Certifications de gestion forestière : Comprendre le rôle des audits et des organismes de certification
Alors que le secteur financier, les prescripteurs gouvernementaux et les responsables du développement durable en entreprise continuent de mettre l’accent sur les rapports et les notations ESG (environnement, social et gouvernance), les organisations qui semblent obtenir de bons résultats sont récompensées, tandis que celles qui ne respectent pas les normes sont mises à l’écart. Parallèlement, les médias grand public ne cessent de relayer des informations sur les failles du système ESG. Exemple concret : un article récent de Bloomberg a mis en avant une entreprise mondiale affichant un score ESG exceptionnel, qui a reconnu avoir dissimulé le fait qu'elle détruisait des forêts et violait les droits des populations autochtones vivant dans les environs.
Les révélations concernant ce type de « greenwashing » et de dissimulation contribuent à alimenter un mouvement anti-déforestation en pleine expansion, qui ne cesse de prendre de l'ampleur alors que des milliers d'hectares de forêts sont détruits à travers le monde au nom du « progrès ». Parallèlement, les conséquences qui en découlent sur la biodiversité, les bassins versants, les peuples autochtones et le changement climatique ne cessent de s'aggraver.
Il arrive parfois que des organismes de certification indépendants (OC) et des auditeurs se retrouvent mêlés à de telles polémiques, présentés comme des complices du mouvement mondial de déforestation. Cette stratégie peut certes faire sensation et « marquer les esprits » sur les réseaux sociaux ou dans les médias, mais elle est clairement hors de propos.

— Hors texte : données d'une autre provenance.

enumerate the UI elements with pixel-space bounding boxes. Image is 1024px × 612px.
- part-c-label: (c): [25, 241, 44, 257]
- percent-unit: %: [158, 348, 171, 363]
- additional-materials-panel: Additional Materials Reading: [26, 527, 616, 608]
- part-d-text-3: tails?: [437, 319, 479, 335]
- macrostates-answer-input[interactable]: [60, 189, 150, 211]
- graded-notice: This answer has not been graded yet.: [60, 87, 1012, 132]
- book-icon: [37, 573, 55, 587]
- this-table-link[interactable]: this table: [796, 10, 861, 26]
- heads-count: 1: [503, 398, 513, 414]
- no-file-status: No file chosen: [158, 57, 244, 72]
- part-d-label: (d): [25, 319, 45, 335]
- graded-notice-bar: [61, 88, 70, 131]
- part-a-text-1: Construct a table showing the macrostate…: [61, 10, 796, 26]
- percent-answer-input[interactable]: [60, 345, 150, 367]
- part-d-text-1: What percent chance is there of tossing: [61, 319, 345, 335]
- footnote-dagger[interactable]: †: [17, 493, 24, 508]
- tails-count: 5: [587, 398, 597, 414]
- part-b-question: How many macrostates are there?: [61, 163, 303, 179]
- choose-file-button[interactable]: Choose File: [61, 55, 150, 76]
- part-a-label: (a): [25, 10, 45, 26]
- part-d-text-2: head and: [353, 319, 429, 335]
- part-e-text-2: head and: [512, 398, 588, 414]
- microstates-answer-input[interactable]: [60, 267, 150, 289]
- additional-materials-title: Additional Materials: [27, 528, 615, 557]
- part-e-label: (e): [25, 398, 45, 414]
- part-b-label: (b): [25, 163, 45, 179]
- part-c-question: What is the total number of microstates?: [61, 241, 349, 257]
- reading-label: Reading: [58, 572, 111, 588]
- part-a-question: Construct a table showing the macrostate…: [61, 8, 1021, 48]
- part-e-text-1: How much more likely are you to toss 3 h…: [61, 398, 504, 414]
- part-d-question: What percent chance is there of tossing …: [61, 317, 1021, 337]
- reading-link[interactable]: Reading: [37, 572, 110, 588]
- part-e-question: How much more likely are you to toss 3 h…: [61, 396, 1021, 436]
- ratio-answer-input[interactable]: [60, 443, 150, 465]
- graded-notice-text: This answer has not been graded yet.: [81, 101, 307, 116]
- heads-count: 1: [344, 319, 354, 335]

Les organismes de certification tiers, qui doivent se soumettre à une accréditation rigoureuse afin de garantir leur impartialité et leur compétence professionnelle, participent activement à la lutte contre la déforestation. Il est peu logique de s'en prendre précisément aux organisations qui s'efforcent de confirmer des pratiques de gestion forestière responsables, conformes à des normes et procédures rigoureuses et établies, notamment en sollicitant et en prenant en compte les points de vue et les preuves de multiples parties prenantes.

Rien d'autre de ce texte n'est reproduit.